Saturday’s post on plagiarism took me by surprise. Lots of chat for a Saturday. The challenge to preach and teach weekly, and often more than once, is far more challenging than most comprehend. I’m wondering what you do to keep yourself fresh and in condition to give your own sermons.
I begin by comparing my life with the preacher’s, but my life and the life of a preacher is not comparable. I don’t have committee meetings that can increase tensions in the church, I don’t have parents calling me about their children, and I don’t have funerals and weddings and other sorts of meetings that eat up time and emotion. I grouse, as you may recall, about Dept and Faculty meetings. The more I think about this, the less this analogy works. Still, I do teach and I preach (though not in the same location weekly — and that is really the problem, isn’t it?) and maybe a few observations will help you and trigger your comments on what can be done to avoid getting stale and keeping the sermon grind stimulating.
One more comment: I’m assuming you are not a pastor that has only one responsibility — teaching and preaching. If you do just preach and teach, our lifestyles are more similar than not.
I make the following suggestions and welcome your own:
1. Always be reading something outside sermon or lecture preparation in order to keep your mind active in another area — it stimulates and comes in handy in all kinds of situations. You can build a databank of ideas this way. Read biographies or whatever you like. Key here: read what you want and not what you think you should read to “keep up”. (By the way, no one “keeps up.” Forget it; never; no one; there are 5,000 or so books published in connection with the Bible per year; thousands of journal articles. No one digests it all. It would be another post to discuss responsible reading patterns, but the one that suggests we need to “keep up” is just not realistic. Pastors can’t possibly keep up in all the fields they enter: Bible, history, theology, leadership, discipleship, evangelism, missions, spiritual formation … .) So, as I was saying, read what you want as often as possible.

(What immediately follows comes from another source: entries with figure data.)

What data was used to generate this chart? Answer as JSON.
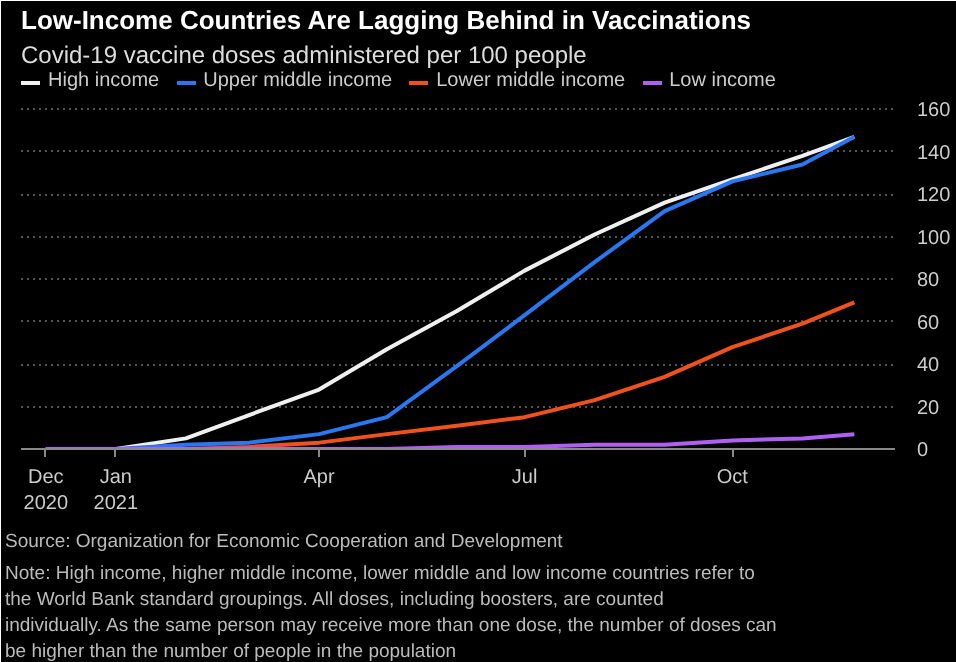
{
  "chart_data": {
    "type": "line",
    "title": "Low-Income Countries Are Lagging Behind in Vaccinations",
    "subtitle": "Covid-19 vaccine doses administered per 100 people",
    "x": [
      "2020-12-01",
      "2021-01-01",
      "2021-02-01",
      "2021-03-01",
      "2021-04-01",
      "2021-05-01",
      "2021-06-01",
      "2021-07-01",
      "2021-08-01",
      "2021-09-01",
      "2021-10-01",
      "2021-11-01",
      "2021-11-24"
    ],
    "series": [
      {
        "name": "High income",
        "color": "#f0f0f0",
        "values": [
          0,
          0,
          5,
          16,
          28,
          47,
          65,
          84,
          101,
          116,
          127,
          138,
          147
        ]
      },
      {
        "name": "Upper middle income",
        "color": "#2a78f0",
        "values": [
          0,
          0,
          2,
          3,
          7,
          15,
          39,
          63,
          88,
          112,
          126,
          134,
          147
        ]
      },
      {
        "name": "Lower middle income",
        "color": "#f0521e",
        "values": [
          0,
          0,
          0,
          1,
          3,
          7,
          11,
          15,
          23,
          34,
          48,
          59,
          69
        ]
      },
      {
        "name": "Low income",
        "color": "#b060f0",
        "values": [
          0,
          0,
          0,
          0,
          0,
          0,
          1,
          1,
          2,
          2,
          4,
          5,
          7
        ]
      }
    ],
    "xlim": [
      "2020-11-20",
      "2021-12-12"
    ],
    "xticks": [
      {
        "value": "2020-12-01",
        "label": "Dec\n2020"
      },
      {
        "value": "2021-01-01",
        "label": "Jan\n2021"
      },
      {
        "value": "2021-04-01",
        "label": "Apr"
      },
      {
        "value": "2021-07-01",
        "label": "Jul"
      },
      {
        "value": "2021-10-01",
        "label": "Oct"
      }
    ],
    "ylim": [
      0,
      178
    ],
    "yticks": [
      0,
      20,
      40,
      60,
      80,
      100,
      120,
      140,
      160
    ],
    "grid": "y",
    "legend": "top left",
    "annotations": [
      "Source: Organization for Economic Cooperation and Development",
      "Note: High income, higher middle income, lower middle and low income countries refer to the World Bank standard groupings. All doses, including boosters, are counted individually. As the same person may receive more than one dose, the number of doses can be higher than the number of people in the population"
    ]
  }
}
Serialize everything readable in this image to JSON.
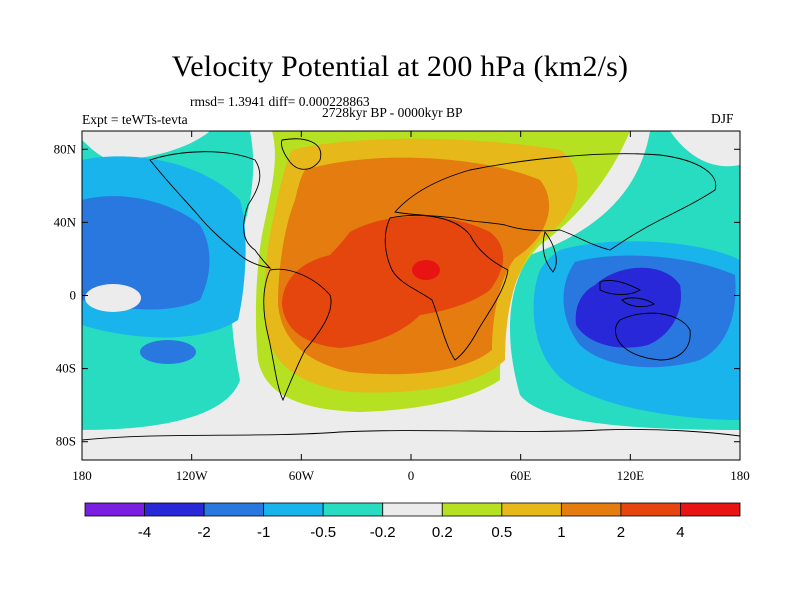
{
  "map": {
    "title": "Velocity Potential at 200 hPa (km2/s)",
    "stats": "rmsd= 1.3941 diff= 0.000228863",
    "experiment": "Expt = teWTs-tevta",
    "period": "2728kyr BP - 0000kyr BP",
    "season": "DJF",
    "projection": "cylindrical equidistant",
    "lon_range": [
      -180,
      180
    ],
    "lat_range": [
      -90,
      90
    ],
    "lat_ticks": [
      "80N",
      "40N",
      "0",
      "40S",
      "80S"
    ],
    "lat_values": [
      80,
      40,
      0,
      -40,
      -80
    ],
    "lon_ticks": [
      "180",
      "120W",
      "60W",
      "0",
      "60E",
      "120E",
      "180"
    ],
    "lon_values": [
      -180,
      -120,
      -60,
      0,
      60,
      120,
      180
    ]
  },
  "colorbar": {
    "labels": [
      "-4",
      "-2",
      "-1",
      "-0.5",
      "-0.2",
      "0.2",
      "0.5",
      "1",
      "2",
      "4"
    ],
    "colors": [
      "#7a1ee0",
      "#2828d8",
      "#2878e0",
      "#19b4ec",
      "#27dcc0",
      "#ececec",
      "#b6e022",
      "#e6b81a",
      "#e47c10",
      "#e4460e",
      "#e81414"
    ]
  },
  "regions": [
    {
      "name": "positive-center-africa",
      "sign": "+",
      "peak_level": "4"
    },
    {
      "name": "negative-center-maritime-continent",
      "sign": "-",
      "peak_level": "-2"
    }
  ]
}
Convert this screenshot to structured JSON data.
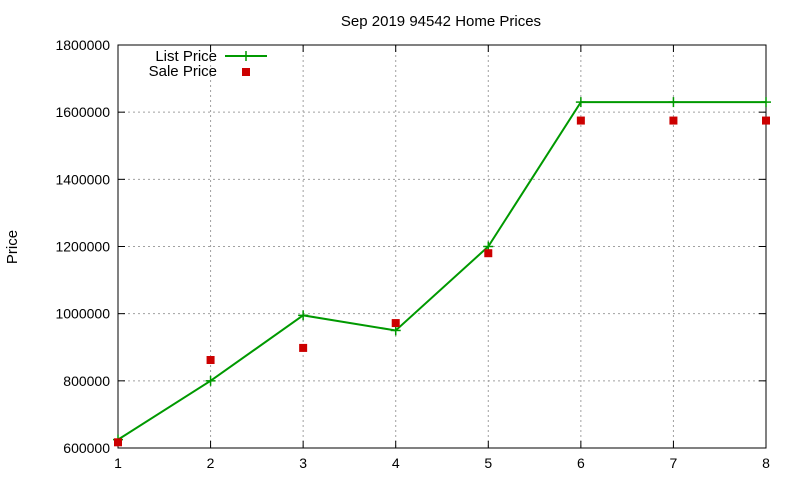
{
  "chart_data": {
    "type": "line",
    "title": "Sep 2019 94542 Home Prices",
    "xlabel": "",
    "ylabel": "Price",
    "xlim": [
      1,
      8
    ],
    "ylim": [
      600000,
      1800000
    ],
    "xticks": [
      "1",
      "2",
      "3",
      "4",
      "5",
      "6",
      "7",
      "8"
    ],
    "yticks": [
      "600000",
      "800000",
      "1000000",
      "1200000",
      "1400000",
      "1600000",
      "1800000"
    ],
    "grid": true,
    "legend_position": "top-left",
    "x": [
      1,
      2,
      3,
      4,
      5,
      6,
      7,
      8
    ],
    "series": [
      {
        "name": "List Price",
        "style": "line-with-plus-markers",
        "color": "#009900",
        "values": [
          625000,
          800000,
          995000,
          950000,
          1200000,
          1630000,
          1630000,
          1630000
        ]
      },
      {
        "name": "Sale Price",
        "style": "square-markers",
        "color": "#cc0000",
        "values": [
          617000,
          862000,
          898000,
          972000,
          1180000,
          1575000,
          1575000,
          1575000
        ]
      }
    ]
  }
}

2. Get your ideas for your sermon on paper sooner rather than later: one of the major problems in preparing sermons is waiting until the last minute. Why not get your big ideas ready early in the week so they can ferment and brew? I know some pastors who are working weeks ahead on their sermons. Good for them; that way allows a fermentation to occur that really helps avoid “brain block” at the wrong moment. It surely helps them avoid swiping sermons from someone else.
3. Chat about sermons with your friends during the week, or your wife, or your fellow ministers — this way you get feedback and contributions from others. Pass your ideas by a favorite professor you had. Most of them love to hear from former students. Avoid thinking you are the only one who has anything to say or the only one who can interpret the Bible.
4. Work hard at having both “down time” and “quiet time” — down time means time when you are not working as a preacher/pastor. Quiet time doesn’t mean personal prayer but uninterrupted preparation time.
Well, these are my suggestions. Many of you will have others.